3. 2. 3. L’invention de deux ethnies

L’introduction du nouvel ethnonyme « Ba Dzing » devait automatiquement entraîner la naissance d’une nouvelle ethnie, car celle-ci se définit, d’après les ethnologues 1 , d’abord par le nom qu’elle se donne. Déclarer que les «  Ba Dinga de la Kamtsha » se nomment « Ba Dzing », qu’ils refusent cette appellation aux « Ba Dinga-Mukene Mbel » et désignent ces derniers par le terme péjoratif de « Ba Mbensie », équivaut à affirmer que les « Ba Dinga de la Kamtsha » se considèrent comme différents de « Ba Dinga de l’Est ». Or, précisément, c’est la conscience de la différence qui distingue les ethnies les unes des autres. En affirmant cette dissemblance, Mertens montre, même s’il ne le dit pas explicitement, que les « Ba Dzing ba maaj ma Kãntsha » forme un groupe ethnique à part. D’ailleurs, il ne tardera pas à attribuer une langue spécifique à ce groupe ; d’abord en insinuant dans sa lettre à Maes que, malgré les ressemblances au niveau des radicaux, la langue de Badinga de l’Est n’est pas similaire à celle de Badinga de l’Ouest. Il note que les préfixes de la langue des « Ba Dinga-Mukene  se rapprochent des préfixes de la langue des Ba Ngoli. Les radicaux par contre se rapprochent de ceux des « Ba Dzing du Sud » 2 . La langue des Badinga de l’Est se présente donc comme un mélange de la langue de Bangoli et de celle Ba Dzing. Elle est tout autre.

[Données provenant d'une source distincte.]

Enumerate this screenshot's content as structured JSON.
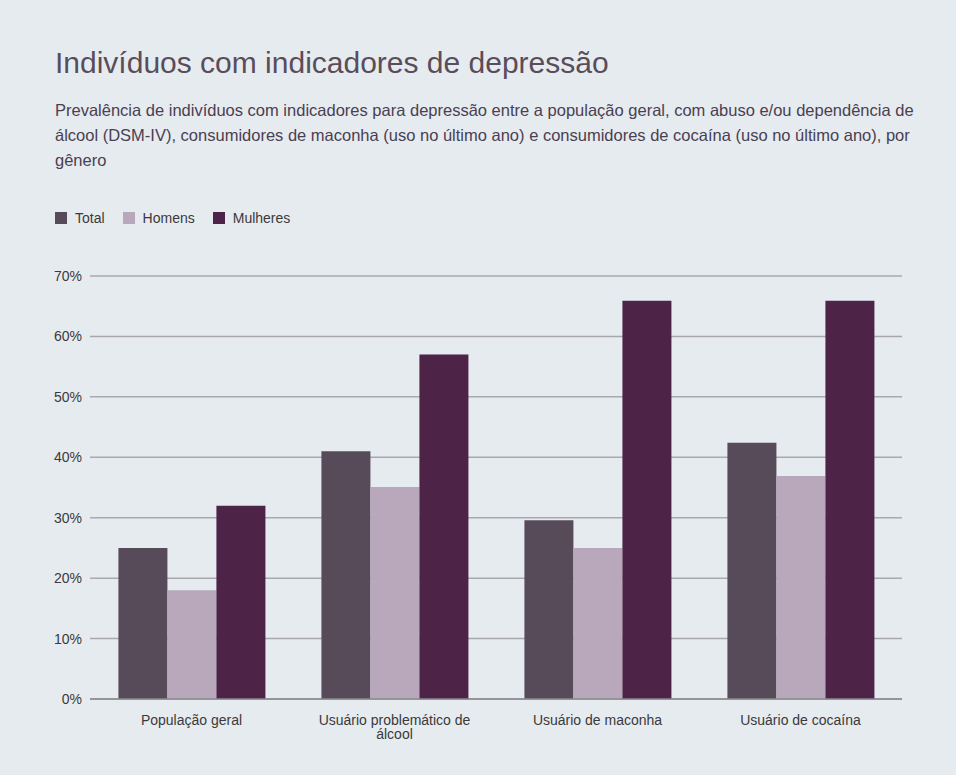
{
  "chart_data": {
    "type": "bar",
    "title": "Indivíduos com indicadores de depressão",
    "subtitle": "Prevalência de indivíduos com indicadores para depressão entre a população geral, com abuso e/ou dependência de álcool (DSM-IV), consumidores de maconha (uso no último ano) e consumidores de cocaína (uso no último ano), por gênero",
    "categories": [
      "População geral",
      "Usuário problemático de álcool",
      "Usuário de maconha",
      "Usuário de cocaína"
    ],
    "series": [
      {
        "name": "Total",
        "color": "#574b5a",
        "values": [
          25,
          41,
          29.6,
          42.4
        ]
      },
      {
        "name": "Homens",
        "color": "#b9a8bb",
        "values": [
          18,
          35.1,
          25,
          36.9
        ]
      },
      {
        "name": "Mulheres",
        "color": "#4e2348",
        "values": [
          32,
          57,
          65.9,
          65.9
        ]
      }
    ],
    "ylim": [
      0,
      70
    ],
    "yticks": [
      {
        "value": 0,
        "label": "0%"
      },
      {
        "value": 10,
        "label": "10%"
      },
      {
        "value": 20,
        "label": "20%"
      },
      {
        "value": 30,
        "label": "30%"
      },
      {
        "value": 40,
        "label": "40%"
      },
      {
        "value": 50,
        "label": "50%"
      },
      {
        "value": 60,
        "label": "60%"
      },
      {
        "value": 70,
        "label": "70%"
      }
    ],
    "grid": true,
    "legend": "top-left"
  }
}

La langue est un des critères de la définition d’une ethnie. Si les « Ba Dzing » ont un langage différent de celui des « Ba Dinga Mukene », cela peut être un critère pour dire qu’ils forment une ethnie. Pour confirmer la thèse de la différence linguistique entre les « Ba Dzing » et les « Ba Dinga Mukene », deux dictionnaires distincts seront élaborés : le premier d'« l’Idzing », langue des « Ba Dzing », est l'œuvre de Mertens, le second de « Kiding », langue des « Ba Dinga Mukene » 3 , dû à Struyf.

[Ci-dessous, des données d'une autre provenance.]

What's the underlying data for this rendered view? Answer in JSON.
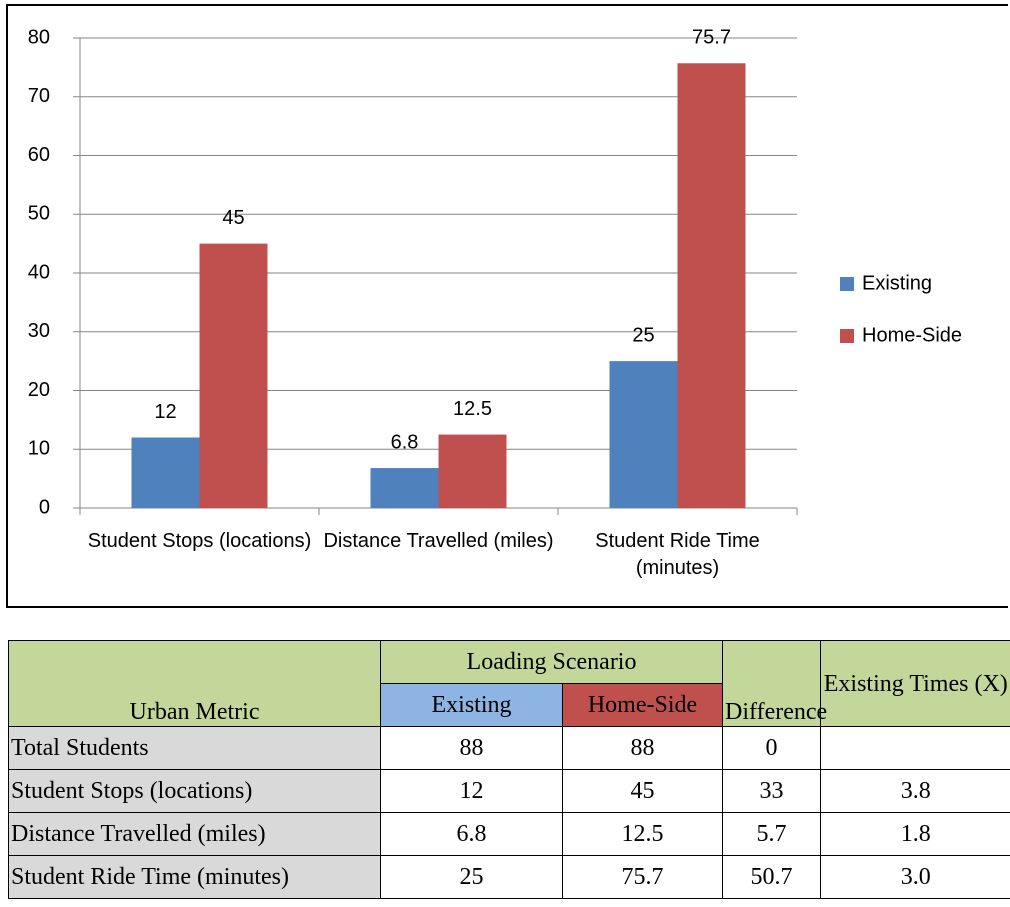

Le premier volume de la monographie de Mertens - qui ambitionne de faire une étude ethnographique complète des « Ba Dzing des la Kamtsha » - scelle définitivement la distinction entre les Badinga de l’Est et ceux de l’Ouest en donnant aux seconds une culture particulière. C’est alors que Van Bulck dira, dans sa préface de ce premier volume, que « Les Ba-Dzing de la Kantsha ne pourront désormais plus être confondus avec les Ba-Dzing de Mukene-Mbel. Les Ba-Dzing se distinguent et des Ba-Ngoli et des Ba-Nzadi et de Ba-Lori. Les contrastes avec les Ba-Mbunda sont frappants et mettent fort en doute la question de leur parenté tribale antérieure » 1 . Les « Ba Dzing de la Kamtsha » deviennent donc, au même titre que les « Ba Dinga Mukene », les « Ba Ngoli » ou les « Ba Mbunda », une de ces races ( tribus, peuplades, ethnies) sauvages que les missionnaires peuvent observer et évangéliser et que la « science occidentale » peut décrire.

Notes
1.

Il y a autant de définitions de l’ethnie qu’il y a des dictionnaires d’ethnologie. Les spécialistes sont plus ou moins d’accord pour proposer les critères suivants comme déterminants : le nom (ethnonyme), la langue, la communauté culturelle incarnée par les institutions identiques sinon similaires, la possession d'un territoire bien déterminé qui instaure un sentiment de souveraineté et la conscience qu'ont les membres du groupe d'appartenir à une telle entité et pas à une autre. Les travaux récents que nous avons évoqués plus haut illustrent bien la difficulté qu’ on peut avoir à cerner la notion d’ethnie ( tribu, peuple, nation, peuplade, race, etc.)

2.

Notes adressées par MERTENS à MAES…, p. 3.

3.

Lire NDAYWEL, « Les langues africaines en question… », p. 165-166.

1.

C’est probablement en 1933 que Mertens soumet ses manuscrits à l’appréciation de Gaston Van Bulck, éminent jésuite, docteur en ethnologie et langues africaines. Le savant rédige une préface qu’il titre : « Les Ba. Dzing dans nos sources de littérature ethnographique. Introduction à la monographie des Badzing par le R. P. Mertens (S. J.) ». Cette préface dont la rédaction s’est terminée le 19 février 1934, sera publiée dans la revue Congo en octobre 1934, avant la sortie, en 1935, du premier volume de la monographie elle-même.